TESS DE QUINCEY’S MOONDANCE @ HOLY TRINITY CHURCH ERSKINEVILLE

Tess de Quincey

It is fitting that there was no moon tonight. Moonlight gently touches the skin on late nights in the backyard staring up. It glares in the sky when full and ahead of you travelling west to home. That great rich object makes me feel small and earth bound. I still feel small but tonight MOONDANCE has allowed me that slight levitation above what binds. Like a tide pulled in a predictable pattern, I have been lifted.

Choreographed and interpreted by Tess de Quincey this acclaimed dancework brings together the photographs of Vsevolod Vlaskine, animated into video by Samuel James with original audio by Vic McEwan. The work is described in the program as a ‘synaesthesia – the stimulation of one cognitive pathway leads to the automatic, involuntary experience in a second cognitive or sensory pathway.’ But its blending of terrestrial and celestial was a visceral experience for me.

Beginning as a cocoon of earth coloured coat and cowl, de Quincy is a speck on the floor in the upstage throw of a low lumen projector. A black dot: fuzzy, blurred, shapeless appears up high on the other side of the light path. As it disappears momentarily, only to return in a new form somewhere else, the audio is distant and yet present. It could be thunder, or bombs falling or perhaps the scratch of static indicates that it is just its own echo over cosmic distance. The dots become lines and brush strokes which could be kana.
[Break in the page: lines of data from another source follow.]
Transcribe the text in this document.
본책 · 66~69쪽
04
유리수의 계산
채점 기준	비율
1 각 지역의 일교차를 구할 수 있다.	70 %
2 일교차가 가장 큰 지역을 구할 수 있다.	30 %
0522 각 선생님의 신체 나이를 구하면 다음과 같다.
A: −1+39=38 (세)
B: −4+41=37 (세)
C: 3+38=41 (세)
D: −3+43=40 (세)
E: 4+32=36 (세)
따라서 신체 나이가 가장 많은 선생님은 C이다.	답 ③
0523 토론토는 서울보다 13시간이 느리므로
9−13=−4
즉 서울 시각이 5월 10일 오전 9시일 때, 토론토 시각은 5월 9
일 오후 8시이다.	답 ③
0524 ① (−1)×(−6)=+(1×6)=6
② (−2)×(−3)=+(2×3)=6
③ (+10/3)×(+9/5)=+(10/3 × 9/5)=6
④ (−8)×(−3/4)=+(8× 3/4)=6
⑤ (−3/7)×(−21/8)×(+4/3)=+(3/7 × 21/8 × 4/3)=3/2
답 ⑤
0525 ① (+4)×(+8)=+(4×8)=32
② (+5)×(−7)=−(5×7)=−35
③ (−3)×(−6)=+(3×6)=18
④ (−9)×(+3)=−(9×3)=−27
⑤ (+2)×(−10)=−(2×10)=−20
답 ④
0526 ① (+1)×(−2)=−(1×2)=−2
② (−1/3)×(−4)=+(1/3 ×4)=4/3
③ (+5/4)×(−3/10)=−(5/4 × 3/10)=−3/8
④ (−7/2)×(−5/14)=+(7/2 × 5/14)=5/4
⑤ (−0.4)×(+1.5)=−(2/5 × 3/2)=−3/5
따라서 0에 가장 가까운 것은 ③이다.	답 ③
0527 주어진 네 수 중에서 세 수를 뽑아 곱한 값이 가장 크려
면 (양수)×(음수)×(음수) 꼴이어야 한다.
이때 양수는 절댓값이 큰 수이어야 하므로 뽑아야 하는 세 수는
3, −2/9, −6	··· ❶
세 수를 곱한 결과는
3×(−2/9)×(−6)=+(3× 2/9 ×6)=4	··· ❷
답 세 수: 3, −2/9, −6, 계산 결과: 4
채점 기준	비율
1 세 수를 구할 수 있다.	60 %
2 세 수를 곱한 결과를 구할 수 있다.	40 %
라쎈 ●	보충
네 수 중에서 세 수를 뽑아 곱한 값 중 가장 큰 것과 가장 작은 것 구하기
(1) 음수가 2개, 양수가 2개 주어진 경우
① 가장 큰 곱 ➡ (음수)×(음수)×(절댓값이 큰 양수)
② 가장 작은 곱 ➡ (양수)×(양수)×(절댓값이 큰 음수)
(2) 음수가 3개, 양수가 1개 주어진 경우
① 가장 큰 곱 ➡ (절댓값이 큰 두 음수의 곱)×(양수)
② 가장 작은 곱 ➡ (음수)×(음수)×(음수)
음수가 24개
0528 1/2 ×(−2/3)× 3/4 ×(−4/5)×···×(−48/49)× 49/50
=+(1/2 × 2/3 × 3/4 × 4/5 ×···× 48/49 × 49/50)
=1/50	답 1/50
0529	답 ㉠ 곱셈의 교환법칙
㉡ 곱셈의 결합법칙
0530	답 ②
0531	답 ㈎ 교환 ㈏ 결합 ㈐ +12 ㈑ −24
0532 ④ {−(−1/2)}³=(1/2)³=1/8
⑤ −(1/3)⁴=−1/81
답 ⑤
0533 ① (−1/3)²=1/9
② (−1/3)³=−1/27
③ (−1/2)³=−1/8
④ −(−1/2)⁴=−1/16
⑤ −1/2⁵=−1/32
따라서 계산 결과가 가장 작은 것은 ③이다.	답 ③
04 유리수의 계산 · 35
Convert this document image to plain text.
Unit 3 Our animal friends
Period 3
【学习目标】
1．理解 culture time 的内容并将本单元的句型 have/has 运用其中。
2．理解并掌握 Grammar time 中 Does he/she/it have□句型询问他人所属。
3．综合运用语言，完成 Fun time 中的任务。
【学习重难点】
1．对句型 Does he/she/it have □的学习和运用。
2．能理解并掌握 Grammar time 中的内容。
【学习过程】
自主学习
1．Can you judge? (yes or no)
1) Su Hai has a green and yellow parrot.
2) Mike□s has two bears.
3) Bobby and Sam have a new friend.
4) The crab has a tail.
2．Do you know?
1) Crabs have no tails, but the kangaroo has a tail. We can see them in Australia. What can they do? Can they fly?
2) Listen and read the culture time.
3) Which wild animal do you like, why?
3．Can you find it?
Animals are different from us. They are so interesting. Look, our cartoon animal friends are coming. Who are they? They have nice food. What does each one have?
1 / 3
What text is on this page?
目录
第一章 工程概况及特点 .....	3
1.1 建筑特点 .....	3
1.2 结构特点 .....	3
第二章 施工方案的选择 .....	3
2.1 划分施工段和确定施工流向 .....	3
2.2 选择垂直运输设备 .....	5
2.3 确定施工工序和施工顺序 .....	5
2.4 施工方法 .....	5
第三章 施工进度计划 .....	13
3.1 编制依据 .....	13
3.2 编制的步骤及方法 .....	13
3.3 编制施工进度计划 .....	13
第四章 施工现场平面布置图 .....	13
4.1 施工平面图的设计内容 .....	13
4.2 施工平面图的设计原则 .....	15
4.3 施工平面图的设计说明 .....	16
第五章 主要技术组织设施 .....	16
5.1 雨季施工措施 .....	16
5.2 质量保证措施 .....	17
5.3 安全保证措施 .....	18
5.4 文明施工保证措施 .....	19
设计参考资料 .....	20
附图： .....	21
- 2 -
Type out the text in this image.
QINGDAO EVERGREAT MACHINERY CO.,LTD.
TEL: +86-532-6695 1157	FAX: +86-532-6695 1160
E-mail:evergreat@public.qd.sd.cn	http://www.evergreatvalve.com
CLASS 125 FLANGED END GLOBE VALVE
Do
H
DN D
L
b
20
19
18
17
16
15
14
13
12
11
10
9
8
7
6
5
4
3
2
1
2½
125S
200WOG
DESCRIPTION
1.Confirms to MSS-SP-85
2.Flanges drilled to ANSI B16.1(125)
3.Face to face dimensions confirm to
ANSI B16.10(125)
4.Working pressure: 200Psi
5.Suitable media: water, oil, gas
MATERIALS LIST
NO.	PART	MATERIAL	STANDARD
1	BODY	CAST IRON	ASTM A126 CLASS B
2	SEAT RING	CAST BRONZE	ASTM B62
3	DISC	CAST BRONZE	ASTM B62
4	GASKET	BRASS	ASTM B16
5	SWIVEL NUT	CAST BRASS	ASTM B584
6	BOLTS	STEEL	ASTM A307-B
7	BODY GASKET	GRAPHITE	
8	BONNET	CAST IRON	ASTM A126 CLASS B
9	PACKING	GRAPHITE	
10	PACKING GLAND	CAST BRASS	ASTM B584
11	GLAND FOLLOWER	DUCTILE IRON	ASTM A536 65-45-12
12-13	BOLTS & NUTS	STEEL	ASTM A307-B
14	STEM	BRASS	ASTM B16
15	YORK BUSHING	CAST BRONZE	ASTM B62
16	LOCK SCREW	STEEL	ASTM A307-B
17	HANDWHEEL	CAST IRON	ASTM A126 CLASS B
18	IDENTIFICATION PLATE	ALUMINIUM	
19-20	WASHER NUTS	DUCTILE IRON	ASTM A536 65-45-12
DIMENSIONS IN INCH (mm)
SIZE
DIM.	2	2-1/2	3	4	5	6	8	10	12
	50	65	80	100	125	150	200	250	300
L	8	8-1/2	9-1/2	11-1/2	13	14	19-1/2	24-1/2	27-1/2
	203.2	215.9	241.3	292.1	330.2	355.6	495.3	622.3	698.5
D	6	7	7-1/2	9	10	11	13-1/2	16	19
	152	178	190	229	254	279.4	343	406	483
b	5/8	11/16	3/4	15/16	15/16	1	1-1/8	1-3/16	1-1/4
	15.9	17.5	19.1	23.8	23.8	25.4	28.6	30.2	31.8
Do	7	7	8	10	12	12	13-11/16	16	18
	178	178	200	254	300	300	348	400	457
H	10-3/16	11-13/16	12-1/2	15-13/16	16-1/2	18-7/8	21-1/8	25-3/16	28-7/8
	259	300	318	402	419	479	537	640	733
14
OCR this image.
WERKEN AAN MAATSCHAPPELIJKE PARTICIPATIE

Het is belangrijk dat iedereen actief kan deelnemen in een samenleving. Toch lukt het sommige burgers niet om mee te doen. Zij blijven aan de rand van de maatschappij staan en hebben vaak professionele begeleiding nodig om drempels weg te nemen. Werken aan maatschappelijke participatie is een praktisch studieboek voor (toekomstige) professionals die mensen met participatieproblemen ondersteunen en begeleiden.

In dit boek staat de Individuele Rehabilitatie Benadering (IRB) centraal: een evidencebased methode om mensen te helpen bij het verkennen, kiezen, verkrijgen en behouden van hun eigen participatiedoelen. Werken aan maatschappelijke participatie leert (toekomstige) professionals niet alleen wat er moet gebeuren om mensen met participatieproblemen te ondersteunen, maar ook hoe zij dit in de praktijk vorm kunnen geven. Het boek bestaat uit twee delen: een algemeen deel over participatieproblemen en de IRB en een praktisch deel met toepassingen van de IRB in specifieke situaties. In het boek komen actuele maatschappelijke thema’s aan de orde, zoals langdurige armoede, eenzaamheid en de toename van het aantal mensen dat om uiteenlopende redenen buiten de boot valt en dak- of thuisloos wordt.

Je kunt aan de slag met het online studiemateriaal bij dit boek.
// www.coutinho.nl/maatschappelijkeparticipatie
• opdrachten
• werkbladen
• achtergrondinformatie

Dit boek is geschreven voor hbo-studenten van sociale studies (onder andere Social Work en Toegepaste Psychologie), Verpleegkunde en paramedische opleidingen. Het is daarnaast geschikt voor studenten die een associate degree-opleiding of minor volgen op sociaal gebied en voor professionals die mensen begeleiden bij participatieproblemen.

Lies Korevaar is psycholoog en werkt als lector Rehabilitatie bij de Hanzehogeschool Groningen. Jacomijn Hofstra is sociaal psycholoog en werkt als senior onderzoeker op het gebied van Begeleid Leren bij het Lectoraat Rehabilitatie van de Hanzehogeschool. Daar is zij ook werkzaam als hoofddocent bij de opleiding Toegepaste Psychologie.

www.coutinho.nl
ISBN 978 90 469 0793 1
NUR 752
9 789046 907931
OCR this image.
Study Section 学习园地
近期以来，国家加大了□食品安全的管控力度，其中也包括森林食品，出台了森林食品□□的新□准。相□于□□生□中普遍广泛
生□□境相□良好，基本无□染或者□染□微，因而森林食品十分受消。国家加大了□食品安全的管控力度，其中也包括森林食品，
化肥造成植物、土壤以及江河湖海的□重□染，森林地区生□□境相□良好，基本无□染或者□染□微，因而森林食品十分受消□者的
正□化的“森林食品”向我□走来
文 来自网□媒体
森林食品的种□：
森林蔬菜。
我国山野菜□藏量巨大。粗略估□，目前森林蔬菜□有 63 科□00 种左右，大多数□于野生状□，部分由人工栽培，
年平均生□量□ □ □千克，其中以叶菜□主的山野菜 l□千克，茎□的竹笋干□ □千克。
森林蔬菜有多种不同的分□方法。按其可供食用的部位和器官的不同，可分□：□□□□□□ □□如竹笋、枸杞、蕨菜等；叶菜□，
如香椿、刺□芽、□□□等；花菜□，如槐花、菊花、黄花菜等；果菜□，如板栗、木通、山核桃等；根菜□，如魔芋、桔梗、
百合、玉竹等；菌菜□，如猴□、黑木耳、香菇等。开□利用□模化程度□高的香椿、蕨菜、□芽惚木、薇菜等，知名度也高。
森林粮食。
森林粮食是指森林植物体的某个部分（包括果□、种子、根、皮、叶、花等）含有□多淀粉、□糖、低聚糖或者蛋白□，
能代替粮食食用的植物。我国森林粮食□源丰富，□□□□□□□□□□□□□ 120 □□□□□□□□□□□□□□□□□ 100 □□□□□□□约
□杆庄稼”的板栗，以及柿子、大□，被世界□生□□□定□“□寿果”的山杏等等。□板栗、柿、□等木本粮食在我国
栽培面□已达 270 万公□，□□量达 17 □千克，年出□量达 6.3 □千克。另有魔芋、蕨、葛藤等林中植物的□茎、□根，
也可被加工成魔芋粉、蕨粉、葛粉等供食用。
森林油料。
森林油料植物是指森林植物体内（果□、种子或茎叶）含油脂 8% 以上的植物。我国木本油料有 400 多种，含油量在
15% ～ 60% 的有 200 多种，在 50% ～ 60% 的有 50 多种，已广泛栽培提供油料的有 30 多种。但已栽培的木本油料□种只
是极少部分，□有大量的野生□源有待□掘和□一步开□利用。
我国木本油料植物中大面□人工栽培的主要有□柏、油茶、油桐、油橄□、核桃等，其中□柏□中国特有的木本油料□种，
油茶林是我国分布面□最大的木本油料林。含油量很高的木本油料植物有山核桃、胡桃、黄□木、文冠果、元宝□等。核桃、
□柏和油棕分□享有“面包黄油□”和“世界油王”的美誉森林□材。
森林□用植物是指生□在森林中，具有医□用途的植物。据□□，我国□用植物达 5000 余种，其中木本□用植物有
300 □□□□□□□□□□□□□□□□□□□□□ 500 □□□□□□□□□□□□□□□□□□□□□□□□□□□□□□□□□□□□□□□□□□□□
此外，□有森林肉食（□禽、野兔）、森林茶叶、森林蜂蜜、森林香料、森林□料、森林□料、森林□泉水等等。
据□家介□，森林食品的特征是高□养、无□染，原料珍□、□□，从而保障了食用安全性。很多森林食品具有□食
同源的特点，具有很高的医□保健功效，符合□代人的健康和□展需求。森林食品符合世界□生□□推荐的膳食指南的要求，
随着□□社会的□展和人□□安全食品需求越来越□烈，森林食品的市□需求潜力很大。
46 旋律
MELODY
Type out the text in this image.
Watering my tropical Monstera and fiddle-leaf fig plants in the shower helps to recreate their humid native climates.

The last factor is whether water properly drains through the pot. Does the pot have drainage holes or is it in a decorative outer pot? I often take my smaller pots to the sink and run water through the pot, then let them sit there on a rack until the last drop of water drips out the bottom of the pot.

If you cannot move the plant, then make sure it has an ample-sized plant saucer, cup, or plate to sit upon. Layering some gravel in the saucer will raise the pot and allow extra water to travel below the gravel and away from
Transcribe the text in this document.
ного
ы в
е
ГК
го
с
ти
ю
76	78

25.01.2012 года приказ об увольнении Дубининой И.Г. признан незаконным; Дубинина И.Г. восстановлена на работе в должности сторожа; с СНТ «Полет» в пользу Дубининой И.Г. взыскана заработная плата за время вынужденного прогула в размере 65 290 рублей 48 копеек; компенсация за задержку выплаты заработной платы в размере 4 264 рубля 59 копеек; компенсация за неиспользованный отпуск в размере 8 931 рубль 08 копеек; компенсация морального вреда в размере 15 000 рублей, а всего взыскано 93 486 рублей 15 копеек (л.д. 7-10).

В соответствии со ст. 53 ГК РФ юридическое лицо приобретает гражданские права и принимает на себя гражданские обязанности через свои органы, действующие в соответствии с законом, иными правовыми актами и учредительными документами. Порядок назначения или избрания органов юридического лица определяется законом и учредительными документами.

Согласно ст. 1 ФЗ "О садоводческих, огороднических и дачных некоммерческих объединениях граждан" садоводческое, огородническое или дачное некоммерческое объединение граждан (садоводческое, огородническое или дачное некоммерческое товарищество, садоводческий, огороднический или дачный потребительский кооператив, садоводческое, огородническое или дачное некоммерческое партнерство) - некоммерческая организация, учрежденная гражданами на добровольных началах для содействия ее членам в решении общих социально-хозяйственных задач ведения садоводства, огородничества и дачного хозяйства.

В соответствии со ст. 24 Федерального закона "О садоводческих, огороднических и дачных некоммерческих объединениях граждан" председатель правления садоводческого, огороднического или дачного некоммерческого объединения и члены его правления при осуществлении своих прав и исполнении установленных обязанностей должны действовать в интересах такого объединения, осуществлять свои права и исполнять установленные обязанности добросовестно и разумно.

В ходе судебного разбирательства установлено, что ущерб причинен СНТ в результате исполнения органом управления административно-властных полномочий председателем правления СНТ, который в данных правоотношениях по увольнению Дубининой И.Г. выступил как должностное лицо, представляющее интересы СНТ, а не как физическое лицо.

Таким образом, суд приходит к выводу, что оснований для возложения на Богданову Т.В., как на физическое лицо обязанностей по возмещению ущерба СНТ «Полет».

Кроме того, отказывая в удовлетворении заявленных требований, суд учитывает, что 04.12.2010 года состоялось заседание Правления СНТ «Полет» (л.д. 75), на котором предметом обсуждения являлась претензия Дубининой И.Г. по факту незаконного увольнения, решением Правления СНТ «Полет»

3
The coat, the cowl and the artist within, writhe into invisibility as the shadow takes the attention of the viewer. It is only just bigger than the creature, it does not dwarf. It simply manifests the insignificance of the corporeal. When the audio gently elides into an electronic ring like a tuning fork surround, the twitching thing arrives centre stage and single blue lines appear over and behind.

The blue will dominate the rest of the performance as the lines create pulses and meshes to pervade the space. The audio will become recognizably musical before the noise of the spheres subsumes Shinto temple bells and jackhammer staccato what could be a distant call of birdsong. The dancer’s face will flicker into light between her spasmodic fingers just before she turns to watch the growth of that shadow.

De Quincy is a practitioner of BodyWeather , a dance form which explores extremities and emphasises images. The craft is evident as limbs and torso are also lifted in extreme and static poses but the shapes sculpt the emotional responses in the same way that Butoh performances pierce rather than hit the emotions.

When the performance is concluding, the fuzzy, blurred shapeless dots are back. They are white when all else is dark and the artist is consumed by a circle of light and a loud electronic crackle. I felt dropped back to stability from the immersive experience which is MOONDANCE . Had there been a real moon would have looked pale and watery.

MOONDANCE is presented as part of the Sydney Fringe. The venue is the Holy Trinity Church, 55 Erskineville Road, Erskineville, corner Rochford Street opposite the Fringe Hub. The final two performances are September 18 and 19 at 7.30pm.